りっく

ロマンスドールのりっくのレビュー・感想・評価

ロマンスドール(2019年製作の映画)
4.0
美大卒のフリーターがあれよあれよと職につき、美人の彼女ができ、職人として世に大ヒット商品を送り出す。ラブドールというニッチな業界を知れるという意味でまず面白さが担保されており、工場で働く面々との悲喜こもごもの人間模様がコミカルかつ軽快に描かれていく。

だが、本作は妻に職業を偽り、浮気を隠しているように、コメディの皮を被ってはいるものの、中盤からもうひとつのジャンルが顔を覗かせる。

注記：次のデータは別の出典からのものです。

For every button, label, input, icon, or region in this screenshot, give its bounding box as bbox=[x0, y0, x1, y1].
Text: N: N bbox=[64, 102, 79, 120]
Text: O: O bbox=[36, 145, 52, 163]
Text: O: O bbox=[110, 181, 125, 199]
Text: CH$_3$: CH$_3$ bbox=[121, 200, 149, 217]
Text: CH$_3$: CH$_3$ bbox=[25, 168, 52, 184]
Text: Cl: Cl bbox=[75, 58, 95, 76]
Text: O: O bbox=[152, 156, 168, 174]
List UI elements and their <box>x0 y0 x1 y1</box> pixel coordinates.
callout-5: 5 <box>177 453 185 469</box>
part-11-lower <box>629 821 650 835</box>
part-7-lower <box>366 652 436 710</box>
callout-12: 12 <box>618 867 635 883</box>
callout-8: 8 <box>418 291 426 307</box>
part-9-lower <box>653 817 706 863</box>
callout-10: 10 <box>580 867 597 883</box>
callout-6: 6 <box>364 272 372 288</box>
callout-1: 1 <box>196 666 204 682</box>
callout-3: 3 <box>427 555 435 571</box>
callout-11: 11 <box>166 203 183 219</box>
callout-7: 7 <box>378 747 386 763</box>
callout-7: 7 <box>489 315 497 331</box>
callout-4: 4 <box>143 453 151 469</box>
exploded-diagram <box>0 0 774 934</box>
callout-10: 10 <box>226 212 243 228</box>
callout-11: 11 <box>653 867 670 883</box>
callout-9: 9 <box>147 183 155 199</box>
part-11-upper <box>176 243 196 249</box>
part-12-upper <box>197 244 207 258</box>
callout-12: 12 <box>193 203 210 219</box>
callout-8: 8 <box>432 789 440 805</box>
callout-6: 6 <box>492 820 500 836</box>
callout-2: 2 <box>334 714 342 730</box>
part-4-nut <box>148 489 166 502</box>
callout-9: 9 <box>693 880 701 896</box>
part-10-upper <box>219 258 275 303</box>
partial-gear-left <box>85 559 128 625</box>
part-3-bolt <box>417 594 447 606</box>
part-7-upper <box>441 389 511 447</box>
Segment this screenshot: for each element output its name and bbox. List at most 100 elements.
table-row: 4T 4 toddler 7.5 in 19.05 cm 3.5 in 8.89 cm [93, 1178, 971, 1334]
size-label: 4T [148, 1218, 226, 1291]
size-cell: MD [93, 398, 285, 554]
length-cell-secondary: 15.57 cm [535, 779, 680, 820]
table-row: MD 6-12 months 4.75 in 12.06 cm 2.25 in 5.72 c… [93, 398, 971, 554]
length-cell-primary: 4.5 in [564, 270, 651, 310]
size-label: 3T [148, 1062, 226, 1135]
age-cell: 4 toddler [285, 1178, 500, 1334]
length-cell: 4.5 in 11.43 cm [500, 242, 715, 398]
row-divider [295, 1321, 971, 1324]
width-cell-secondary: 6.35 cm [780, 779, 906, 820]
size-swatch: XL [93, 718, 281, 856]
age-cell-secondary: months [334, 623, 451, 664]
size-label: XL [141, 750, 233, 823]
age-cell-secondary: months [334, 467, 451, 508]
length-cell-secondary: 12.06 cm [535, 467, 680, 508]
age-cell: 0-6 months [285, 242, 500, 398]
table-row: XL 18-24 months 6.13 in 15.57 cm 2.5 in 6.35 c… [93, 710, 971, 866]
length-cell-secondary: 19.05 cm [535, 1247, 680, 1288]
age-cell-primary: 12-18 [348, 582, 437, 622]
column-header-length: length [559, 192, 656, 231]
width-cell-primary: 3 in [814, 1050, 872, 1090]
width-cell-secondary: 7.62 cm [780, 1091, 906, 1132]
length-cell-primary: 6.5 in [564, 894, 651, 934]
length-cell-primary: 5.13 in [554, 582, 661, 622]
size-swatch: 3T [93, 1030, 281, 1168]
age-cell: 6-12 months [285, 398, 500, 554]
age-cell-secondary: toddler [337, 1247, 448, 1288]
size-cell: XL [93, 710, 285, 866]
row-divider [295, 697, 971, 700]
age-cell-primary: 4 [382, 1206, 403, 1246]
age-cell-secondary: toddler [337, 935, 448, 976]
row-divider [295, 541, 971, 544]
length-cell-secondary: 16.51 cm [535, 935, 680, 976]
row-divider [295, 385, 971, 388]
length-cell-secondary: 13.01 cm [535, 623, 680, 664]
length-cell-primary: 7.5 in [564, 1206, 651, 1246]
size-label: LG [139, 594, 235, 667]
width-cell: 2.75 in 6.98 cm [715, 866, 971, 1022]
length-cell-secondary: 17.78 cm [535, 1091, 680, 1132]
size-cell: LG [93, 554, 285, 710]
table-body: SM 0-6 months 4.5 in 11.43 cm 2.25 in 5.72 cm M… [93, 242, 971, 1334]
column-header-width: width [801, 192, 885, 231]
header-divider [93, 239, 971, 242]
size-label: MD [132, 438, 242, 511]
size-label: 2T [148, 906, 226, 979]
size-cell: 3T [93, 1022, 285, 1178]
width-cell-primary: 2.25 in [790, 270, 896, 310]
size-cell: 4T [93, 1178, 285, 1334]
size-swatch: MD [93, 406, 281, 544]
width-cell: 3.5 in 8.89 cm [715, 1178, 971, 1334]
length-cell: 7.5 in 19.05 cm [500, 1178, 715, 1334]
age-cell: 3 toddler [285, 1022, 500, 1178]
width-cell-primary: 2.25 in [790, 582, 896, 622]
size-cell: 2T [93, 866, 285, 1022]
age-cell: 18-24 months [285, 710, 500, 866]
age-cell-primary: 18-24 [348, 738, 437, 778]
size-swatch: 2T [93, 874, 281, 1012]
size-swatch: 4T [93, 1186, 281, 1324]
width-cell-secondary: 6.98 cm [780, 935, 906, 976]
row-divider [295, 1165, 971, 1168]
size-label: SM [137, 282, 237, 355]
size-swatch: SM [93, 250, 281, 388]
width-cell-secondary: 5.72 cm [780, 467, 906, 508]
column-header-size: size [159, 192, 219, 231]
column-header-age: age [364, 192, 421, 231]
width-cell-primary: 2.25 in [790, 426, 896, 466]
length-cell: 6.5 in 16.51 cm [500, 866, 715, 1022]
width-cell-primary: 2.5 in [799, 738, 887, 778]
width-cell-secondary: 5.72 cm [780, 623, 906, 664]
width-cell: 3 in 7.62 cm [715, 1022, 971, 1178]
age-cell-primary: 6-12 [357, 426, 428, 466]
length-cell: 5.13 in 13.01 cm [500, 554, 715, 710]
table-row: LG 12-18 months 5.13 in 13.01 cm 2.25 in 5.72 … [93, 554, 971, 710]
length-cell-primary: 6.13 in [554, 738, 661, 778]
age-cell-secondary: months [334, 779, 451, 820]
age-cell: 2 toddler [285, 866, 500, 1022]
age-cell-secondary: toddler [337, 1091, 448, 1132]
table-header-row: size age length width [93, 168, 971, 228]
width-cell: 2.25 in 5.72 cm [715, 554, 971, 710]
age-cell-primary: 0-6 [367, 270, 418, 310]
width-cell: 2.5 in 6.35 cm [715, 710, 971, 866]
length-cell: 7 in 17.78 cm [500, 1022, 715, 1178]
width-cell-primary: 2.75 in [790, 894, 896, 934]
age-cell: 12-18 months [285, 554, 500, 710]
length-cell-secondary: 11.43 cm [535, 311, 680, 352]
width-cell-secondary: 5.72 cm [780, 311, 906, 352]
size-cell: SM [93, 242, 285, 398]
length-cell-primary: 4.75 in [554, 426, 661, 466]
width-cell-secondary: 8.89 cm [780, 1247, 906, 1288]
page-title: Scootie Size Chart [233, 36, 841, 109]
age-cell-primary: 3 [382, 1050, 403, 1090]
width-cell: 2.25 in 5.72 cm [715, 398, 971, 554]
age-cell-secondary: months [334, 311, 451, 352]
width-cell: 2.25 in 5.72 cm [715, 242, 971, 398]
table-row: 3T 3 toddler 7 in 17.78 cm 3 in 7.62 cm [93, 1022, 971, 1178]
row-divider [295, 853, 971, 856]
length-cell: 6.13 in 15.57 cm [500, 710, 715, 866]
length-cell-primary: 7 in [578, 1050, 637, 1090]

そこからタナダユキは性と愛、生と死、さらには夫婦であることの意義を繊細に描いてみせる。

けれども、本作は必要以上にシリアスだったり湿っぽくなるのを回避する。あくまでも下世話な俗っぽさから軸足を離さない舵取りがいい。俗から聖に手を伸ばしつつも、また俗に回帰する。

もはや呼び名も変わり存在自体も忘れ去られたダッチワイフが無残な姿で波打ち際に打ち上げられ、それを拾ってポツリと呟くしょうもない一言。ギョッとするような物語であるものの、まとめて笑い飛ばして前へ進もうとする後味のよさがいい。